Distancée dans les sondages par Raphaël Glucksmann, la tête de liste de la FI, Manon Aubry, affirme n’avoir « pas renoncé au programme de la Nupes ». Elle répond à nos questions sur le nucléaire, l’Ukraine, l’immigration, les lobbies, les relations à gauche et la diabolisation de la FI pour ses positions sur la Palestine.
La question de la souveraineté est au cœur de la campagne. Plusieurs candidats veulent relocaliser les industries et produire plus. Quelle est votre position ? Êtes-vous plutôt pour une décroissance ?

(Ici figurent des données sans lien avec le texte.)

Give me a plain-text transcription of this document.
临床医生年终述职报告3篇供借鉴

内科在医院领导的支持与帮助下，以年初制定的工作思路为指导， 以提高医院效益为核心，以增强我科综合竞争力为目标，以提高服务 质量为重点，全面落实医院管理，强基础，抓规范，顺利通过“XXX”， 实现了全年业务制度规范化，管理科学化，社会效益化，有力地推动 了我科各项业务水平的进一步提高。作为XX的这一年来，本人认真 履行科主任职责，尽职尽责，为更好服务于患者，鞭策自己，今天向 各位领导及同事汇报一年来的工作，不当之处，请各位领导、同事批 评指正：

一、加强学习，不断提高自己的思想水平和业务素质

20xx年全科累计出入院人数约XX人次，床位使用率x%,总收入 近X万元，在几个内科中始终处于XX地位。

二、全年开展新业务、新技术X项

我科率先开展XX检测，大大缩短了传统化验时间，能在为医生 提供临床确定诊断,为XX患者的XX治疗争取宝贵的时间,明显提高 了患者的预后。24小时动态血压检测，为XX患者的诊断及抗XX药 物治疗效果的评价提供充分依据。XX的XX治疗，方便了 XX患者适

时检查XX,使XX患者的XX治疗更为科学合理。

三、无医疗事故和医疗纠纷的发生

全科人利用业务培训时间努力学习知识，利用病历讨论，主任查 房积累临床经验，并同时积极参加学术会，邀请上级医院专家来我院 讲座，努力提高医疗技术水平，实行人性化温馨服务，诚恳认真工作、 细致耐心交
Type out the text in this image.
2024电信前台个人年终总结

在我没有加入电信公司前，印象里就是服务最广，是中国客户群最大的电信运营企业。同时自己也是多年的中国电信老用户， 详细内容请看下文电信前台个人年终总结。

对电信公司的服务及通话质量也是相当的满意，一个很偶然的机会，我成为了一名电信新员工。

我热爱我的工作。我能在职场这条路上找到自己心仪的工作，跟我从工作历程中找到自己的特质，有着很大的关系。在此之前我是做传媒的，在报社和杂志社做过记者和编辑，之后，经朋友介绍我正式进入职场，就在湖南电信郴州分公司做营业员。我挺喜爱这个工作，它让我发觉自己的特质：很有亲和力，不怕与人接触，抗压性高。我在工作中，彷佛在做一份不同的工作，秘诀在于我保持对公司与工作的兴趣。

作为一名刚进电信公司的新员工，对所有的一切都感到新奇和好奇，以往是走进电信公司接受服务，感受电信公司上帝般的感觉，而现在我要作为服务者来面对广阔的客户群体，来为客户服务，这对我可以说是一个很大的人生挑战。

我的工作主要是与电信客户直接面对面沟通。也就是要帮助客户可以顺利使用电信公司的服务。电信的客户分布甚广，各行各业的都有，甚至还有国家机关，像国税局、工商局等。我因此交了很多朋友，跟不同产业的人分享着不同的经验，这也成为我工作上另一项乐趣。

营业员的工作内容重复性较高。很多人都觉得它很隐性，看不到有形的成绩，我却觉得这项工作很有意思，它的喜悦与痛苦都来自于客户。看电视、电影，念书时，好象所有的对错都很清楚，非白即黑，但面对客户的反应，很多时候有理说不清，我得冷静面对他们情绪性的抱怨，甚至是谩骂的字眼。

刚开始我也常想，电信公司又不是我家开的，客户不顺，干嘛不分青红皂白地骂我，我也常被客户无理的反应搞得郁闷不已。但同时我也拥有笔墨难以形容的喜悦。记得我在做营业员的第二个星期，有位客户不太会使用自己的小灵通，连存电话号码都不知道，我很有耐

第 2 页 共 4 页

L’UE a organisé sa propre vulnérabilité en détruisant petit à petit son tissu industriel, en organisant les délocalisations, en signant à tour de bras des accords de libre-échange. Le résultat, ce sont les pénuries de médicaments, des usines de panneaux solaires qui ferment… On ne peut plus être l’idiot utile du village mondialisé. Il est temps de mettre un terme au libéralisme, de taxer aux frontières en fonction de la distance parcourue et du coup écologique de production, et d’assumer un vrai protectionnisme. Nous proposons un grand plan de relocalisation industrielle qui suit un principe : produire en France et en Europe ce dont nous avons besoin. Nous avons déjà remporté une bataille culturelle sur ces sujets, il reste à gagner la bataille politique. Concernant la croissance, il s’agit d’un mauvais indicateur économique : il faut faire croître ce dont nous avons besoin, et décroître ce qui est mauvais pour l’humain et l’environnement.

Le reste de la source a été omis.